Então qual é a queixa central que lhes levou duas horas a discutir apesar de estarem todos à direita religiosa? Comungar com as mãos ou comungar com a boca, conforme aliás, é o tema do documentário supracitado. Esta vossa ateia muito riu com isto! Há fóruns onde fãs acérrimos de obras de ficção discutem teorias com este fervor, mas depois vão todos à livraria mais próxima comprar outros livros e tomar um café amigável. Isso eu entendo. Agora, se o crente leva a hóstia na mão ou se a toma na boca para mostrar reverência ao corpo de cristo, isso já me dá para a perplexidade.

Resumidamente, as pessoas começaram a pensar na porcalhice que é um padre enfiar os dedos nas bocas dos crentes todos. E passou a ser prática comum receber a hóstia na mão e levá-la à boca. Estes padres consideram que isso é desrespeitoso para com o corpo de cristo e acham que o Vaticano agora inventa liturgia. Caberia aqui dizer que tudo o resto que está para trás é igualmente inventado e que a hóstia é só um pedaço do alimento mais sem sabor que se conseguiu criar para o efeito. Foi como assistir a uma partida de Magic The Gathering, mas sem a emoção de saber quem vai ganhar. Só me ocorria que eram dezenas os participantes no chat do YouTube sem noção do quão ridícula é a questão.

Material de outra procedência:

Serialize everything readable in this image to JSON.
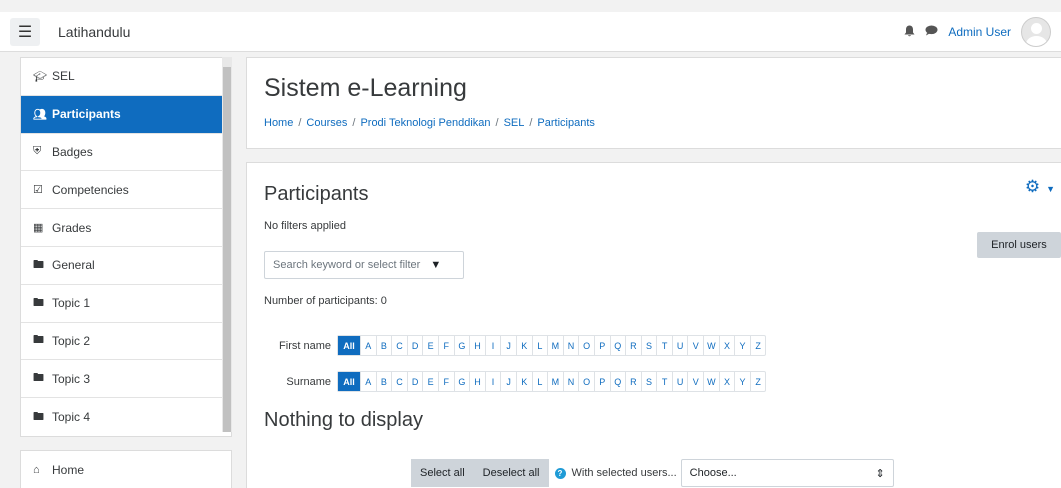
{
  "navbar": {
    "menu_icon": "hamburger-icon",
    "site_name": "Latihandulu",
    "bell_icon": "bell-icon",
    "message_icon": "comment-icon",
    "user_name": "Admin User"
  },
  "drawer": {
    "items": [
      {
        "label": "SEL",
        "icon": "graduation-cap-icon",
        "active": false
      },
      {
        "label": "Participants",
        "icon": "users-icon",
        "active": true
      },
      {
        "label": "Badges",
        "icon": "shield-icon",
        "active": false
      },
      {
        "label": "Competencies",
        "icon": "check-square-icon",
        "active": false
      },
      {
        "label": "Grades",
        "icon": "table-icon",
        "active": false
      },
      {
        "label": "General",
        "icon": "folder-icon",
        "active": false
      },
      {
        "label": "Topic 1",
        "icon": "folder-icon",
        "active": false
      },
      {
        "label": "Topic 2",
        "icon": "folder-icon",
        "active": false
      },
      {
        "label": "Topic 3",
        "icon": "folder-icon",
        "active": false
      },
      {
        "label": "Topic 4",
        "icon": "folder-icon",
        "active": false
      }
    ],
    "secondary": [
      {
        "label": "Home",
        "icon": "home-icon"
      }
    ]
  },
  "header": {
    "title": "Sistem e-Learning",
    "breadcrumb": [
      "Home",
      "Courses",
      "Prodi Teknologi Penddikan",
      "SEL",
      "Participants"
    ]
  },
  "main": {
    "heading": "Participants",
    "filters_text": "No filters applied",
    "enrol_button": "Enrol users",
    "search_placeholder": "Search keyword or select filter",
    "count_text": "Number of participants: 0",
    "firstname_label": "First name",
    "surname_label": "Surname",
    "all_label": "All",
    "letters": [
      "A",
      "B",
      "C",
      "D",
      "E",
      "F",
      "G",
      "H",
      "I",
      "J",
      "K",
      "L",
      "M",
      "N",
      "O",
      "P",
      "Q",
      "R",
      "S",
      "T",
      "U",
      "V",
      "W",
      "X",
      "Y",
      "Z"
    ],
    "empty_text": "Nothing to display",
    "select_all": "Select all",
    "deselect_all": "Deselect all",
    "with_selected": "With selected users...",
    "choose": "Choose..."
  },
  "colors": {
    "accent": "#0f6cbf",
    "background": "#f2f2f2"
  }
}
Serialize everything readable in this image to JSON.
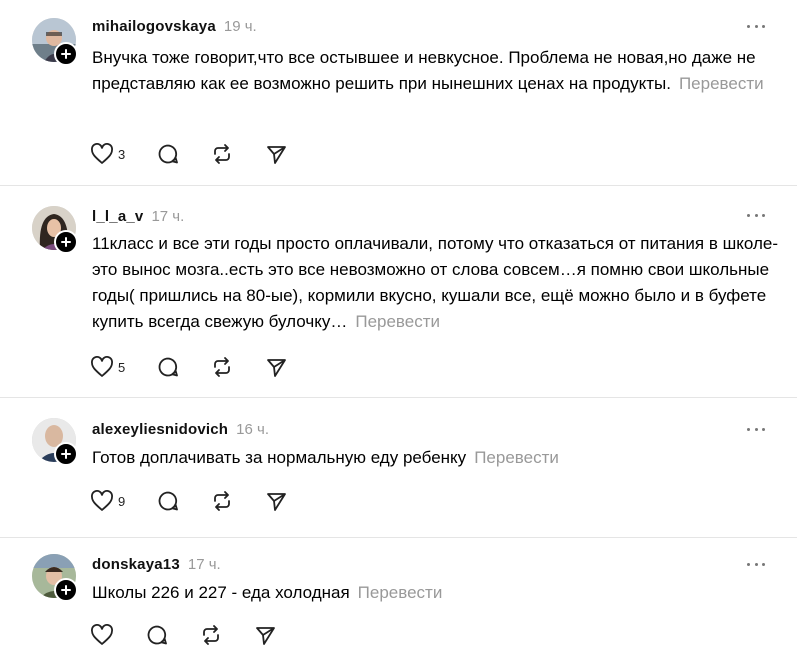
{
  "posts": [
    {
      "username": "mihailogovskaya",
      "time": "19 ч.",
      "text": "Внучка тоже говорит,что все остывшее и невкусное. Проблема не новая,но даже не представляю как ее возможно решить при нынешних ценах на продукты.",
      "translate": "Перевести",
      "likes": "3"
    },
    {
      "username": "l_l_a_v",
      "time": "17 ч.",
      "text": "11класс и все эти годы просто оплачивали, потому что отказаться от питания в школе-это вынос мозга..есть это все невозможно от слова совсем…я помню свои школьные годы( пришлись на 80-ые), кормили вкусно, кушали все, ещё можно было и в буфете купить всегда свежую булочку…",
      "translate": "Перевести",
      "likes": "5"
    },
    {
      "username": "alexeyliesnidovich",
      "time": "16 ч.",
      "text": "Готов доплачивать за нормальную еду ребенку",
      "translate": "Перевести",
      "likes": "9"
    },
    {
      "username": "donskaya13",
      "time": "17 ч.",
      "text": "Школы 226 и 227 - еда холодная",
      "translate": "Перевести",
      "likes": ""
    }
  ],
  "icons": {
    "like": "heart-icon",
    "reply": "comment-icon",
    "repost": "repost-icon",
    "share": "send-icon",
    "more": "more-dots-icon",
    "follow": "plus-icon"
  },
  "colors": {
    "muted": "#999999",
    "divider": "#e5e5e5",
    "text": "#000000"
  }
}
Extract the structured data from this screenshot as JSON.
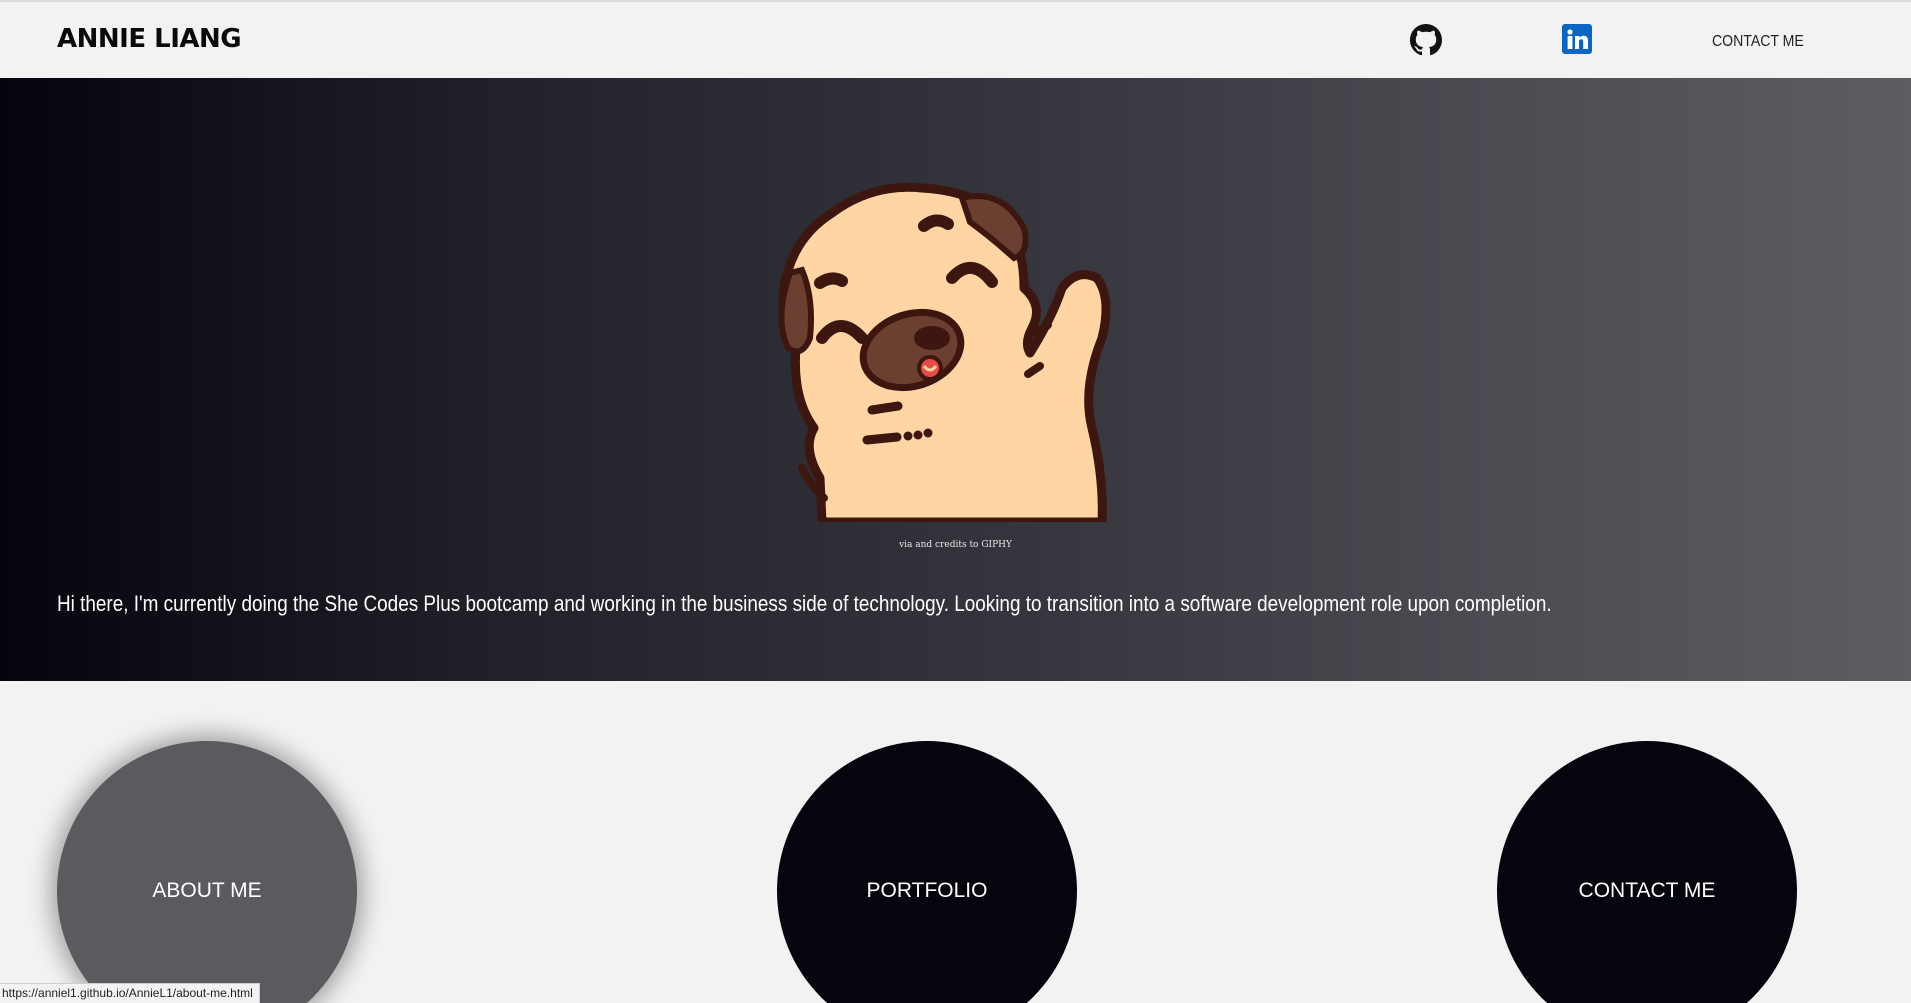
{
  "header": {
    "brand": "ANNIE LIANG",
    "github_icon": "github-icon",
    "linkedin_icon": "linkedin-icon",
    "nav_contact": "CONTACT ME",
    "colors": {
      "linkedin": "#0a66c2"
    }
  },
  "hero": {
    "image": "waving-pug",
    "credit": "via and credits to GIPHY",
    "intro": "Hi there, I'm currently doing the She Codes Plus bootcamp and working in the business side of technology. Looking to transition into a software development role upon completion."
  },
  "circles": [
    {
      "label": "ABOUT ME",
      "state": "hover"
    },
    {
      "label": "PORTFOLIO"
    },
    {
      "label": "CONTACT ME"
    }
  ],
  "status_bar": {
    "url": "https://anniel1.github.io/AnnieL1/about-me.html"
  }
}
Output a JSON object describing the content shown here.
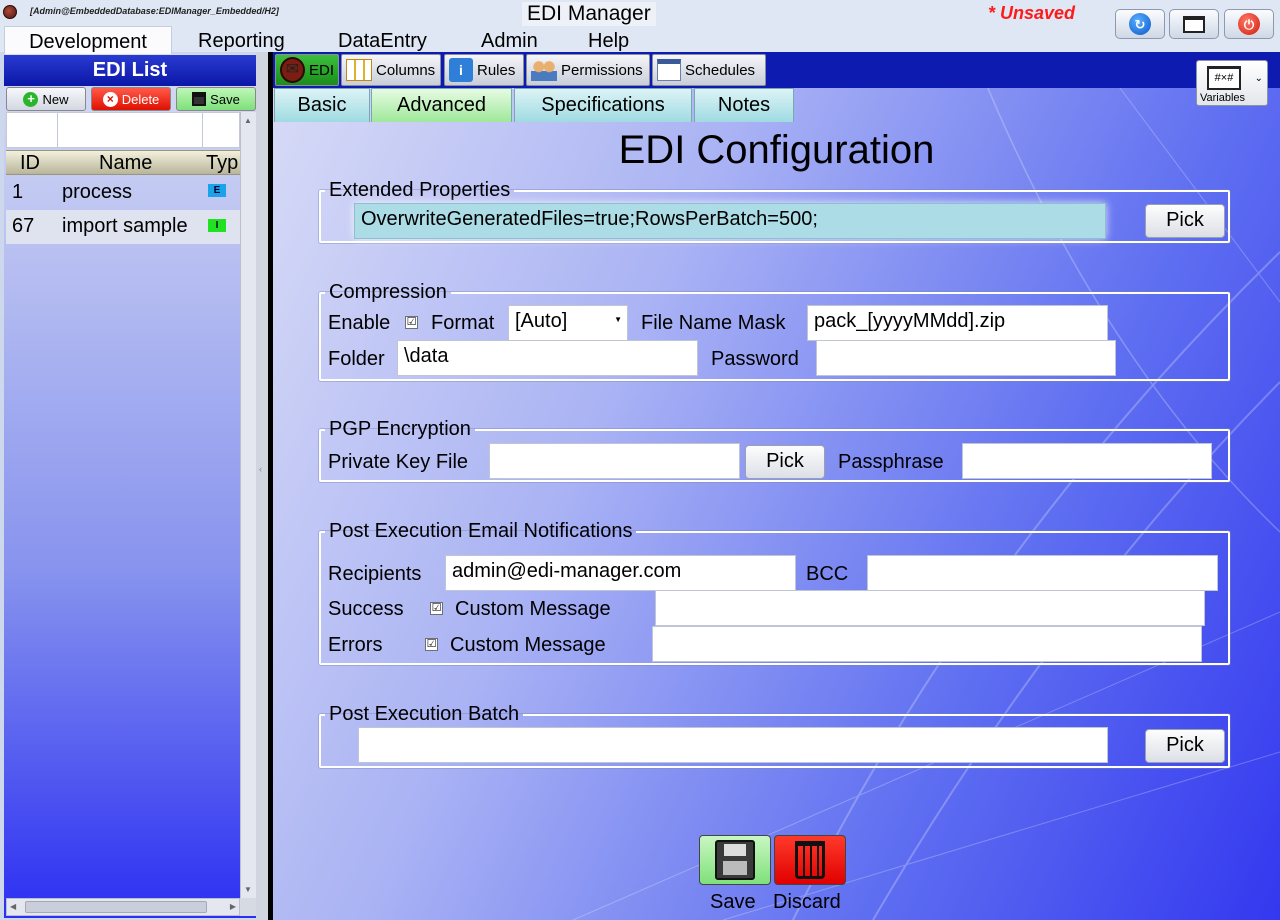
{
  "title_bar": {
    "connection": "[Admin@EmbeddedDatabase:EDIManager_Embedded/H2]",
    "app_title": "EDI Manager",
    "unsaved": "* Unsaved"
  },
  "menu": [
    "Development",
    "Reporting",
    "DataEntry",
    "Admin",
    "Help"
  ],
  "left_panel": {
    "title": "EDI List",
    "buttons": {
      "new": "New",
      "delete": "Delete",
      "save": "Save"
    },
    "columns": [
      "ID",
      "Name",
      "Typ"
    ],
    "rows": [
      {
        "id": "1",
        "name": "process",
        "type": "E",
        "type_color": "#1aa3e8"
      },
      {
        "id": "67",
        "name": "import sample",
        "type": "I",
        "type_color": "#22e022"
      }
    ]
  },
  "top_tabs": [
    "EDI",
    "Columns",
    "Rules",
    "Permissions",
    "Schedules"
  ],
  "sub_tabs": [
    "Basic",
    "Advanced",
    "Specifications",
    "Notes"
  ],
  "variables": {
    "icon_text": "#×#",
    "label": "Variables"
  },
  "page_title": "EDI Configuration",
  "extended": {
    "legend": "Extended Properties",
    "value": "OverwriteGeneratedFiles=true;RowsPerBatch=500;",
    "pick": "Pick"
  },
  "compression": {
    "legend": "Compression",
    "enable_label": "Enable",
    "enable_checked": "☑",
    "format_label": "Format",
    "format_value": "[Auto]",
    "mask_label": "File Name Mask",
    "mask_value": "pack_[yyyyMMdd].zip",
    "folder_label": "Folder",
    "folder_value": "\\data",
    "password_label": "Password",
    "password_value": ""
  },
  "pgp": {
    "legend": "PGP Encryption",
    "key_label": "Private Key File",
    "key_value": "",
    "pick": "Pick",
    "passphrase_label": "Passphrase",
    "passphrase_value": ""
  },
  "email": {
    "legend": "Post Execution Email Notifications",
    "recipients_label": "Recipients",
    "recipients_value": "admin@edi-manager.com",
    "bcc_label": "BCC",
    "bcc_value": "",
    "success_label": "Success",
    "errors_label": "Errors",
    "custom_label": "Custom Message",
    "check_mark": "☑",
    "success_msg": "",
    "errors_msg": ""
  },
  "batch": {
    "legend": "Post Execution Batch",
    "value": "",
    "pick": "Pick"
  },
  "footer": {
    "save": "Save",
    "discard": "Discard"
  }
}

Certo é que a piadola lhes correu mal e vieram depois desculpar-se num Tweet (Xweet?). Seriam mais corajosos se assumissem o que disseram. Alguém lhes explique que para alguém ir para o céu, tem que morrer antes. Basta ouvir o restante do conteúdo para entender que consideram que este pontificado é o pior de sempre, e que não gostam do chefe deles. Para um ateu, não seria problema. Faz-mequestionar se estes homens são mesmo crentes ou se são apenas adeptos dos jogos de poder, das fofoquices, do corta na casaca, enfim das cantigas de maldizer. Hei-de confessar-vos (mas não de joelhos), que gosto mais deles assim do que a pregar a palavrinha do senhor. Só não gosto é que ainda haja quem dê importância a isto e nos queira atirar para a Idade Média.